The upper hand was with the Wick at the lack of drinks, and at 76-3, a big last 20 overs were on the cards. Sadly, Old Ruts had plans for a big last 20 over their own and put on 125 for their 4th wicket. Despite this, Euan Cole and Erin Goodwin bowled incredibly well, only conceding 17 runs in 7 overs between them, with Erin very harshly being denied a wicket despite a batsman middling the ball to Dhalla behind the stumps. McMahon claimed their No.5 for a very good 76 thanks to a good catch by Le Feuvre in the dying overs, but the challenge had been laid down. Set 218 to win, the Wick considered their course of attack over an alfresco tea including the novel offer of a protein shake from Old Ruts. Clearly our athletic prowess was noted.


Mandeep Singh and Dean Hewitt Jr opened the Wick response. Both played very sensibly and despite Connor being given an early life, looked to punish some accurate bowling whenever they erred from their otherwise tight lines. Both ran well between the wickets, and put on 85 for the first wicket before Connor was bowled for a very good 53 trying to hit a 15 year old into Morden. This brought Rishi Sturm to the crease, who once he located his timing combined well with Mandeep and looked to kick on. However, when Mandeep fell for a well constructed 42, a trademark Wicklapse looked on the cards with Erin and Euan both falling for ducks. This only served to bring about another Old Reedonian partnership at the middle with Le Feuvre and Dhalla united, set upon winning the game. They ran hard and looked to take the game towards Old Ruts, until Dhalla was well caught at leg slip (a very good bit of captaincy I might add verbatim). Supreme Leader Dunmore was then winched to the crease, sight set on seeing the game home. Dunmore played a captain’s knock, despite nearly being driven into cardiac arrest by his younger partner at the non-strikers end, and was looking very good until a bit of poor communication between the pair (all the fault of the skipper) saw Dunmore run out. Le Feuvre perished soon after, reported to still have tears in his eyes from the captain’s departure. The tail did wag, with Ted and Tom providing 30 runs between them, but we ultimately fell just short in a very enjoyable encounter.

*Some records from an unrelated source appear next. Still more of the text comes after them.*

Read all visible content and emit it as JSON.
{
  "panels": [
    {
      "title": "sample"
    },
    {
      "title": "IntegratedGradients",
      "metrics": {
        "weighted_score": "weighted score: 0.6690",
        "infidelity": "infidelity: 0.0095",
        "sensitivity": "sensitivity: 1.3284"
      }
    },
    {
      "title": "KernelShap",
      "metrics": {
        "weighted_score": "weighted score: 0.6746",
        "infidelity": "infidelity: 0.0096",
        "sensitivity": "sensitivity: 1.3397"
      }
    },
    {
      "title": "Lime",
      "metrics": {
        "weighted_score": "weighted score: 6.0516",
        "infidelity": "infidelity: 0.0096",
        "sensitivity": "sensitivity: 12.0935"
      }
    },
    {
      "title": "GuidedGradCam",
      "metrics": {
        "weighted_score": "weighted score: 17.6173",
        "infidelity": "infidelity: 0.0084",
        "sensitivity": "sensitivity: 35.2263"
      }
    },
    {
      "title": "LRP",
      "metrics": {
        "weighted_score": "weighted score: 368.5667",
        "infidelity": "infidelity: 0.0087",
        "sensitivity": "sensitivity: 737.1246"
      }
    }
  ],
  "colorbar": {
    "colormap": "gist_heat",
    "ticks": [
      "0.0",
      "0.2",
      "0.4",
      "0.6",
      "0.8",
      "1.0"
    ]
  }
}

Reflections in the bar after were positive – Old Ruts were a good side, but the Wick had put up a very good fight and a more than respectable performance. The difference between the sides was the Old Ruts keeper, whose 76 with the bat and impeccable keeping – being stood up all game – proving the point of difference. Old Ruts were humble in victory and good hosts, with plans laid for a reverse fixture. September cricket is definitely not one to be missed.